Kopač died in Paris on November 23, 1995. He was buried in Montmartre Cemetery on December 1, and a memorial service was held at Notre-Dame de Clignancourt. He was commemorated at the Zagreb House of Croatian Fine Artists on December 13 and at the Amphithéâtre Guizot in the Sorbonne, Paris on January 19, 1996.

== Main exhibitions ==
Pola vijeka hrvatske umjetnosti, skupna izložba, dom likovnih umjetnosti (in Croatian) Half a century of Croatian art, group exhibition, Home of fine arts, Zagreb; 18.XII. 1938 - 31.I. 1938

XXIII. Biennale Internationale d'Arte, Venice; VI-IX. 1942

Pittore Jugoslavo Slavko Kopac, Galleria d'arte Michelangelo (in Italian), Florence, 6-17.I. 1945

Fiore de Henriquez - Slavko Kopac, Galleria Rizzi (in Italian), Florence, 15-28. II. 1947

Kopac, Galleria Chiurazzi, Rome, III. 1948

Slavko Kopac, Galerie messages, Paris, 8.XI - 8. XII. 1949

Slavko Kopac - tableaux, céramiques et sculptures, Galerie À l'Étoile scellée (in French), Paris, 14.IV - 2.V. 1953

Slavko Kopac - peintures et céramiques, Galerie Alphonse Chave (in French), Vence, 10-31.VIII. 1957

Slavko Kopac - peintures, sculptures et aquarelles, Galerie Mona Lisa (in French), Paris 1.VI - 15.VII. 1961

Slavko Kopac - Galerie Mona Lisa, Paris, 8. V - 8.VI. 1963

Kopac - peintures, gouaches, pierres, Galerie Alphonse Chave (in French), Vence 27.VIII -30.IX. 1964

Clin d'oeil à une galerie de Provence, Galerie l'Oeil é coute (in French), Lyon, 7.XI -3.XII. 1964

Slavko Kopač - slike, skulpture, keramika, retrospektiva 1935 - 1976, Moderna galerija (in Croatian), paintings, sculptures, ceramics, retrospect 1935 - 1976, Modern Gallery, Zagreb 1977

Slavko Kopac, Rétrospective 1936 -1981, Paris Art Centre, Paris, XI. 1981

L'Oeuvre récente, F.A.M.E. Gallery, Houston, 10.X - 25.XI. 1982

FIAC, Galerie Marwan Hoss, Paris 1987

Kopač, Galerija likovnih umjetnosti, Osijek, 7-21.XII. 1989

Slavko Kopac, Galerie Alphonse Chave, Vence, 27.VI -20.VIII. 1992

XIII. biennale Slavonaca, skupna izložba, Galerija likovnih umjetnosti (in Croatian), XIII. biennial of Slavonians, group exhibition, Art gallery, Osijek, XII. 1992 - I. 1993.

==Posthumous exhibition==

Organized by the Association pour la promotion des arts (Paris), led by its president Xavière Tiberi, a retrospective exhibition of Kopač's works was opened on 18 April 1996 in the Salle Saint-Jean of the Paris Hôtel de Ville.

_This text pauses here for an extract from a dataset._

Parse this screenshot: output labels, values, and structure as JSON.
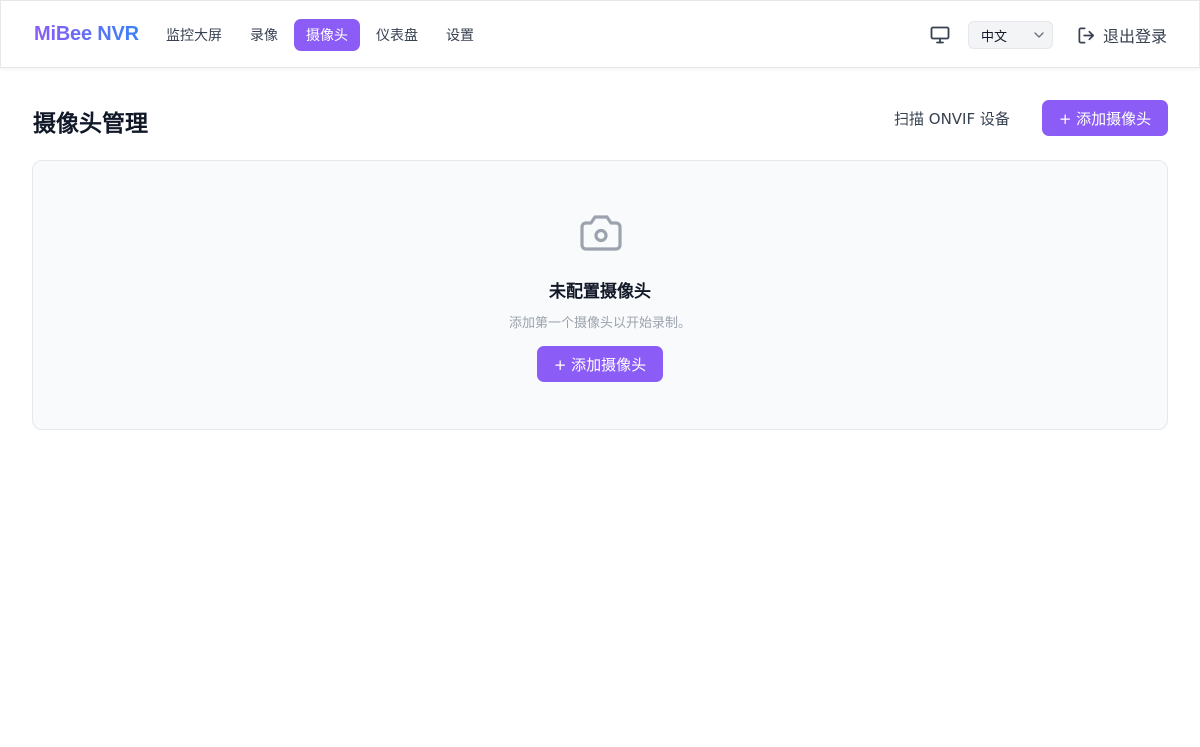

On the occasion, 200 of Kopač's works were presented, and the exhibition was accompanied by a richly illustrated catalog, in which essays on Kopač's art were written by Annie Le Brun and Emmanuel Daydé. At the opening of the exhibition, Tiberi pointed out that Kopač, a painter and poet at the same time, was a Croat by birth and a Parisian by love. He made a strong friendship with Paris, which lasted 47 years. Paris was therefore obliged to dedicate to this unique artist a "retrospective exhibition as befits his work".